What has your research shown? "The dating of all of the manuscripts is not pre-Christian, but has medieval, Middle Age indications or signs, everything from numbers to Masoretic vowels [in Hebrew] which only came in the fifth and sixth century, A.D. We're finding a lot of medieval material, whether it's numbers, foreign languages, or Masoretic vowels. That is the most important discovery we've made.

What we're pointing out is that these scrolls traveled, because they had foreign languages on them, and they traveled as far as central Asia, if not China, and had Chinese words on them.
For responses to these claims, go here and follow the many links in that post and the links in the linked-to posts.

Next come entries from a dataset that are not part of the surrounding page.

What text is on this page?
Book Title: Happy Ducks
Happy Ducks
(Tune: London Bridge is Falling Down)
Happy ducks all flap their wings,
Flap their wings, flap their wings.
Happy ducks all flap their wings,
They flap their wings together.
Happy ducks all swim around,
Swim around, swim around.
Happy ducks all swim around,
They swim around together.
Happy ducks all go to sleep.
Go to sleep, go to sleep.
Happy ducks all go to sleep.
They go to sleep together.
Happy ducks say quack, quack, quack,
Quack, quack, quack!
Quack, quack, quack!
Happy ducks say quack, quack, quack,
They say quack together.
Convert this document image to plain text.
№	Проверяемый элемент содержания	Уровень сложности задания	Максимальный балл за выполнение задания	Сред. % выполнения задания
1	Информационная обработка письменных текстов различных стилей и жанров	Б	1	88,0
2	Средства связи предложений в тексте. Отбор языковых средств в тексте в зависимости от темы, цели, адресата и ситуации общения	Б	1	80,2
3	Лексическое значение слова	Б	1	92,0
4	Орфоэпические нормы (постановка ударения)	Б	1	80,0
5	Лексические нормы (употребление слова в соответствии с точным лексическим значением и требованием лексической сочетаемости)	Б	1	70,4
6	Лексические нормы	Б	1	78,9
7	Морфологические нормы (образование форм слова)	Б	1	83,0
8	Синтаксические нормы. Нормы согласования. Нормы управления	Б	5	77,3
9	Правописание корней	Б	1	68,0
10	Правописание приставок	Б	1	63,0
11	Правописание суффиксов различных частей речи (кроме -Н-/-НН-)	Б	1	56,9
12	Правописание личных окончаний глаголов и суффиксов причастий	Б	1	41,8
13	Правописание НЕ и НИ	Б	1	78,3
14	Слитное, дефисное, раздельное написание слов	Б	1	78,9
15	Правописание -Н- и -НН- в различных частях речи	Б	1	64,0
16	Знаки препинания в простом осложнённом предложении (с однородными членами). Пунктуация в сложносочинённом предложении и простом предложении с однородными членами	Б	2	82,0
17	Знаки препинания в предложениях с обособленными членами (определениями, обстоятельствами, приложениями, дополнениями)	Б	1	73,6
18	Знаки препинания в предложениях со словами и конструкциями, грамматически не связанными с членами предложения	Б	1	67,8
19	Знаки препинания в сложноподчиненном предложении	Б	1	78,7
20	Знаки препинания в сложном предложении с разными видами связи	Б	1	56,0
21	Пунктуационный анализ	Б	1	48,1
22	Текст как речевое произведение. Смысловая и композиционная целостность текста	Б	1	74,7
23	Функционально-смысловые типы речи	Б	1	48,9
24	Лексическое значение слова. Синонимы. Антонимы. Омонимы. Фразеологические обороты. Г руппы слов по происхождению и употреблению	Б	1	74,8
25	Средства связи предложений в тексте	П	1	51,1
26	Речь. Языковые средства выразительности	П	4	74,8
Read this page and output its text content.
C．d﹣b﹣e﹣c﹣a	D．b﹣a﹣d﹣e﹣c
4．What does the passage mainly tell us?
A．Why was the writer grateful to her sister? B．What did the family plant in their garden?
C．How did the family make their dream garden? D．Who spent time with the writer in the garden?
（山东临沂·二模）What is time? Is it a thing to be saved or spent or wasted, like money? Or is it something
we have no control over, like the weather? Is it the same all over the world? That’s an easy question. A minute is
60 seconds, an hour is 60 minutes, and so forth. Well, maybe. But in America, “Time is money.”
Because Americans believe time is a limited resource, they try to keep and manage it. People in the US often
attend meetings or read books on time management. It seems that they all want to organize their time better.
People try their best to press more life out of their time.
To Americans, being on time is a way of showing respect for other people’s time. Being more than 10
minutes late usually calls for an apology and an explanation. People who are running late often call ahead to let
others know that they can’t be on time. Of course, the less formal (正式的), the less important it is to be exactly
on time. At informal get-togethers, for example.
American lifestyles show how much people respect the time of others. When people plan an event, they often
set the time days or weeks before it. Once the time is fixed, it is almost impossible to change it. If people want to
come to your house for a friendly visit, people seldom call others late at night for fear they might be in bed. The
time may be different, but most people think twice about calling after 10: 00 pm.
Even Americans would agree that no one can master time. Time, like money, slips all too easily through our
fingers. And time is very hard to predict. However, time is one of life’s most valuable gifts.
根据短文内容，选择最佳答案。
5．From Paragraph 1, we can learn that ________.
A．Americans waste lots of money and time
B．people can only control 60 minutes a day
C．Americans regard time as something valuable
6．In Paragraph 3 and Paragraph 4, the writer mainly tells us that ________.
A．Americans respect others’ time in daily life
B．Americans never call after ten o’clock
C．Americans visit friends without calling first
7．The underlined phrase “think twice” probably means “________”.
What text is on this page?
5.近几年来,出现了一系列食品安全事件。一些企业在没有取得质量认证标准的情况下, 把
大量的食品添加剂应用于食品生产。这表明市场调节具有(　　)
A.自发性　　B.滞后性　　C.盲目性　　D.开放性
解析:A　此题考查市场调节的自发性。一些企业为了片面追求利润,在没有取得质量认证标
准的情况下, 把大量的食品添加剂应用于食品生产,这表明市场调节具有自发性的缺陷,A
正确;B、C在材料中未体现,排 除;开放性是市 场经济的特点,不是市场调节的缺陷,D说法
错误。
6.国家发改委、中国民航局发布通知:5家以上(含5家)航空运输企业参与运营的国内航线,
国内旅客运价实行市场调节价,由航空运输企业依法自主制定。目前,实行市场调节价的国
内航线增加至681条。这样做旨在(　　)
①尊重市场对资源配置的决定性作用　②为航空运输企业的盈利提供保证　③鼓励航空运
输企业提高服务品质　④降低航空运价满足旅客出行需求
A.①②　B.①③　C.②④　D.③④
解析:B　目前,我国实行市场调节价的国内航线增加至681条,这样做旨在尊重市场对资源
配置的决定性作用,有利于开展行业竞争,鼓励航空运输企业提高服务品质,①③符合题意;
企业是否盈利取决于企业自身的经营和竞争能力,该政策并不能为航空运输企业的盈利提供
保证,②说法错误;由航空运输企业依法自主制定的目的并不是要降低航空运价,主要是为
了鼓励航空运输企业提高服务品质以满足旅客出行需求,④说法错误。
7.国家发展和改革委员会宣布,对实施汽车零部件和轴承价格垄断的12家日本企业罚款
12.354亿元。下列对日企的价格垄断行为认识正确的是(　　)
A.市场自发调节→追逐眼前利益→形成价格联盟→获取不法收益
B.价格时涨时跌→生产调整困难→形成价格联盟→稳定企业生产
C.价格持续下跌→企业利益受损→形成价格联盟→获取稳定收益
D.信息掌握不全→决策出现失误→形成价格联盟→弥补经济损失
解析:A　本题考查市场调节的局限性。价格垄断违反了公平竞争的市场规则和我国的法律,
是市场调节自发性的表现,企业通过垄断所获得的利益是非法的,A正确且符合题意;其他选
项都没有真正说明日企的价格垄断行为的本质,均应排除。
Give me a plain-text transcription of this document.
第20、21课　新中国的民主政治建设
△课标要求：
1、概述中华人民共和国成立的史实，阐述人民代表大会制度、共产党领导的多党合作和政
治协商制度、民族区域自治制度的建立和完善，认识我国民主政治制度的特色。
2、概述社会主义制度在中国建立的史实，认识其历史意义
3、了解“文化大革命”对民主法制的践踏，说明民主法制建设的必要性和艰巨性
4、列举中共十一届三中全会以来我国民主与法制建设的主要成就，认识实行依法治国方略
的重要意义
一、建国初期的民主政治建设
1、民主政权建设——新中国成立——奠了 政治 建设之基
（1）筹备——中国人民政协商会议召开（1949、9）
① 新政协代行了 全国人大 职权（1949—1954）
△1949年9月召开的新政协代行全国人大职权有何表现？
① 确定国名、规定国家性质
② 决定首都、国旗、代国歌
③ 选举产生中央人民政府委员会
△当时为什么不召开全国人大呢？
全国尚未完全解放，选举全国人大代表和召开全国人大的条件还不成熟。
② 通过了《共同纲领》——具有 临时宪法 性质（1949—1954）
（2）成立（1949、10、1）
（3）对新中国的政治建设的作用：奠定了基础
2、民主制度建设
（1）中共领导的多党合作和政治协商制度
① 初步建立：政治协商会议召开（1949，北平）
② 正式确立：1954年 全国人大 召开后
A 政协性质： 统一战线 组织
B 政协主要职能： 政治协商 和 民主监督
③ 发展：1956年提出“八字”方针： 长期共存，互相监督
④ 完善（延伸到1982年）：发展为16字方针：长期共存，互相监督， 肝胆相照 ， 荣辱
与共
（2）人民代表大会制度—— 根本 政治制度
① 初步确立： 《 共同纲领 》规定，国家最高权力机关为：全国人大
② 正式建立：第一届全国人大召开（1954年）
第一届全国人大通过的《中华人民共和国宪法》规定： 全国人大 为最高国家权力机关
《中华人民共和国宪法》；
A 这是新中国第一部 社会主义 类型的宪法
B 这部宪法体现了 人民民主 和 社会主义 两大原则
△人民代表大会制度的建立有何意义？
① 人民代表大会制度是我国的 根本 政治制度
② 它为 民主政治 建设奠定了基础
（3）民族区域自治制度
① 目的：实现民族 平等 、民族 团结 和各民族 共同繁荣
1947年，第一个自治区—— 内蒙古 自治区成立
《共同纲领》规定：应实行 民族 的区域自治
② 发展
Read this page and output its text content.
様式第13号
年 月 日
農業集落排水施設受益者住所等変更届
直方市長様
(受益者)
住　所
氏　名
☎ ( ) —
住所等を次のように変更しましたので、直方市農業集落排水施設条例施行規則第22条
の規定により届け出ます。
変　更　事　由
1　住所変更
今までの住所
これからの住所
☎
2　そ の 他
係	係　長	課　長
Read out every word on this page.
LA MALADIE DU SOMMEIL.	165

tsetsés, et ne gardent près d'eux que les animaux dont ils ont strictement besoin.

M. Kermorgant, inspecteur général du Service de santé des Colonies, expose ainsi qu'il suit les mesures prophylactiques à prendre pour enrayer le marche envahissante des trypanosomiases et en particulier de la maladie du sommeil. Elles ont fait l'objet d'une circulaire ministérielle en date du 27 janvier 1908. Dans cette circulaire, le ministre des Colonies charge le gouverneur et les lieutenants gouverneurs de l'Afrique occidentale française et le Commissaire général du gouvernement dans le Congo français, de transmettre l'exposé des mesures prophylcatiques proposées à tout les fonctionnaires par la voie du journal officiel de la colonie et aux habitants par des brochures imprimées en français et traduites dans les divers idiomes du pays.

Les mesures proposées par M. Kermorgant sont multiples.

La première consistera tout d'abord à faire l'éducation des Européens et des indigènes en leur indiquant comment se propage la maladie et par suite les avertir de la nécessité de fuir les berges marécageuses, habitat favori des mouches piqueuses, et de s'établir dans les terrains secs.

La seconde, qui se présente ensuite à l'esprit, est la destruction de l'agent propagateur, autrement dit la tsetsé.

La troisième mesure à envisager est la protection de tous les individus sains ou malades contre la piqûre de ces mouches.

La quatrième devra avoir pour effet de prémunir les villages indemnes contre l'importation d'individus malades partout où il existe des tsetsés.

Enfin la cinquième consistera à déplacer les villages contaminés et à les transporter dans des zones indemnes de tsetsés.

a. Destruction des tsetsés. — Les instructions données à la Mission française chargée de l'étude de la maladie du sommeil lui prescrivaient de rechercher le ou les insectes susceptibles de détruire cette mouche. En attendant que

Briefly, no one who specializes in these areas accepts these claims and Altman is in the habit of publishing seriously distorted accounts of interviews with specialists to give the misleading impression that they do accept them.
The 800 or so manuscripts, all in relatively fragmentary condition, weren't just written in Hebrew, as Jewish scribes would write them. They had Aramaic in them, and also Greek and Arabic, and a number of other languages. And they were not all sacred texts, but had astrological information and so forth.
This is very misleading. Jewish scribes regularly wrote in Greek and Aramaic as well as Hebrew, in this period and long afterwards. They also wrote other things besides sacred texts (as one would expect) and some of them had some interest in astrology. Comments like these from the Altman circle are one of the best indicators that they don't know what they are talking about.

As for the Arabic, I believe that one or two much-later Arabic texts were found in the Judean Desert caves, but these are separate finds from the Dead Sea Scrolls. This may be what Pick is thinking of. Or it may just be made up. Most of the Dead Sea Scrolls were written in Hebrew, some in Aramaic, and a few in Greek.
And the caves, everyone thinks were just across from [the Qumran settlement, upon which the pre-Christianity dating is based]. But there were also caves four miles away that were put under that same rubric, and people still insisted that this was all a homogeneous collection.
I don't know what he is talking about here. According to this map of the Scroll-bearing cave sites, Cave 3 is the farthest away from the Qumran site, perhaps a mile and 1/8 north of it.
Now ideas have come up that this collection was put there to shelter it from the Roman attack of 70 A.D., and the destruction of the Second Temple, a repository, a safe place for texts, supposedly. That's not the accepted theory, that's the new one that finally braved its way, after 40 or 50 years, into the thinking of scholars."
This is not very clearly expressed, and is what most scholars actually think; that the people who lived at the site, perhaps with co-sectarians from elsewhere in Judea, hid the Scrolls in these caves in advance of the Roman invasion. But perhaps Pick is alluding in a very unclear way to Norman Golb's theory that the Scrolls come from literary archives in Jerusalem rather than from the inhabitants of the site of Qumran. Golb has been publishing this theory for many years, so it is hardly new. In any case, neither theory has anything to do with Altman and Pick's preposterous ideas about the medieval origin of the Scrolls. Their idea was in fact suggested in the early years after the Scrolls were discovered and it was properly discredited many decades ago.

Altman and his friends are making fools of a good many journalists and newspaper editors, who don't have sense enough to vet their claims independently with real specialists.